We have a bunch of commands in our Django site, some that are administrative and some that run on cron jobs that I can't figure out how to test. They pretty much look like this:
# Saved in file /app/management/commands/some_command.py
# Usage: python manage.py some_command
from django.core.management.base import NoArgsCommand
class Command(NoArgsCommand):
def handle_noargs(self, **options):
# Do something useful
And I have some tests, which look like this:
import unittest
from django.test import TestCase
from django_webtest import WebTest
class SomeTest(WebTest):
fixtures = ['testdata.json']
def setUp(self):
self.open_in_browser = False
# Set up some objects
def test_registration(self):
response = self.client.get('/register/')
self.assertEqual(response.status_code, 200)
form = self.app.get('/register/').forms[1]
# Set up the form
response = form.submit()
self.assertContains(response, 'You are Registered.')
if self.open_in_browser:
response.showbrowser()
# Here I'd like to run some_command to see the how it affects my new user.
In my test (where I have the comment) I'd like to run my NoArgsCommand to see what happens to my new user.

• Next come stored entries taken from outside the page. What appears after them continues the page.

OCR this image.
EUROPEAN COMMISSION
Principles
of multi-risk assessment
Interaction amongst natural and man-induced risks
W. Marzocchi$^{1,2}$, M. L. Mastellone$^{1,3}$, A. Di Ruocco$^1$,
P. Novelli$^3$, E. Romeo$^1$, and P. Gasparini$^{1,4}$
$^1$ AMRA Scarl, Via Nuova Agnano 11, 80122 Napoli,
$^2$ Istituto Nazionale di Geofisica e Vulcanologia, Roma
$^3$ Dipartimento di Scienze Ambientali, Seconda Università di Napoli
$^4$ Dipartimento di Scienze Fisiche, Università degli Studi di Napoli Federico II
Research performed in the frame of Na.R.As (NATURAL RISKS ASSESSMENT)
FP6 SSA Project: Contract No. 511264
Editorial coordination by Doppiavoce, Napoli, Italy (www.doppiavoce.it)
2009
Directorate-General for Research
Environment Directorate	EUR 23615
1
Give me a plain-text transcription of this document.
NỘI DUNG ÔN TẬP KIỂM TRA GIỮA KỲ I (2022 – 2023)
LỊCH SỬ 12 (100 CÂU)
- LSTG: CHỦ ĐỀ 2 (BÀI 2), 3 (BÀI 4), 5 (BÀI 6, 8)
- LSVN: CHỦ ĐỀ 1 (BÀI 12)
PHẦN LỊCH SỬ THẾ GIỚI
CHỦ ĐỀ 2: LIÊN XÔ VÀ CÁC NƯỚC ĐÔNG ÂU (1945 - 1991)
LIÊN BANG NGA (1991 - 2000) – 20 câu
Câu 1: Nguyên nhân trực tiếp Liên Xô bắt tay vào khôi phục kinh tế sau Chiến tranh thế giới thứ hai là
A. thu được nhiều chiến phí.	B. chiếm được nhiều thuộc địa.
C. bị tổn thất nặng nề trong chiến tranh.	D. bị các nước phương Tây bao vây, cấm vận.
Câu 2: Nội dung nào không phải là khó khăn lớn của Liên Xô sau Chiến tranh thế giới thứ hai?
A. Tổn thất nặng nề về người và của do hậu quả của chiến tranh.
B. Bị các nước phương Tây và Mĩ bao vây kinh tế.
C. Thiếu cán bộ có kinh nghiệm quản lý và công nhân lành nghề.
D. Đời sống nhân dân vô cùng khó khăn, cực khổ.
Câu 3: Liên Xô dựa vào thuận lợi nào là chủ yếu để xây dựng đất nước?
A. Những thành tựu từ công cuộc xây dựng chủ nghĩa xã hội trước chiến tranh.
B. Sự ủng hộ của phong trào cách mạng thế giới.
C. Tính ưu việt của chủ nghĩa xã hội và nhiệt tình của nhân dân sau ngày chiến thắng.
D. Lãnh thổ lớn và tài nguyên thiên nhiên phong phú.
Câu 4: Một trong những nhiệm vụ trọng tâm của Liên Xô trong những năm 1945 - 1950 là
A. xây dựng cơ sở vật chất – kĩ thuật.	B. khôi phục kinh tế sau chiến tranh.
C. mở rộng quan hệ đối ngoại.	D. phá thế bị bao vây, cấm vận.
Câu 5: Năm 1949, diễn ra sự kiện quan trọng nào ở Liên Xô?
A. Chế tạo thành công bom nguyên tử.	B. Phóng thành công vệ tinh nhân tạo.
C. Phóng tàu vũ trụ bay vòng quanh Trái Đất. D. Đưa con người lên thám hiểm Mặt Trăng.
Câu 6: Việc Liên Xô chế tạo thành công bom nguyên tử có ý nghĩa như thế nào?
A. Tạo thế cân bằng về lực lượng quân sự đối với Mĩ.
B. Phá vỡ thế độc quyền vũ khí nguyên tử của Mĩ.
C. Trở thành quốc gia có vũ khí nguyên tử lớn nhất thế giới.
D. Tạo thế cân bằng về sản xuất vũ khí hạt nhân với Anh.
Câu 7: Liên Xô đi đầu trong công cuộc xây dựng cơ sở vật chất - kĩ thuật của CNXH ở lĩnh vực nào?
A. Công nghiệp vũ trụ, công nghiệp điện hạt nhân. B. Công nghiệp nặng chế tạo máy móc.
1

I can't find any documentation or examples on how to accomplish this. Also note that my test environment is a SQLlite DB that I create from scratch in memory, load some fixtures and objects into and run my tests, so as much as I'd like to setup the data in a real DB, then just run my command from the command line, I can't, it's far too time consuming. Any ideas would be greatly appreciated.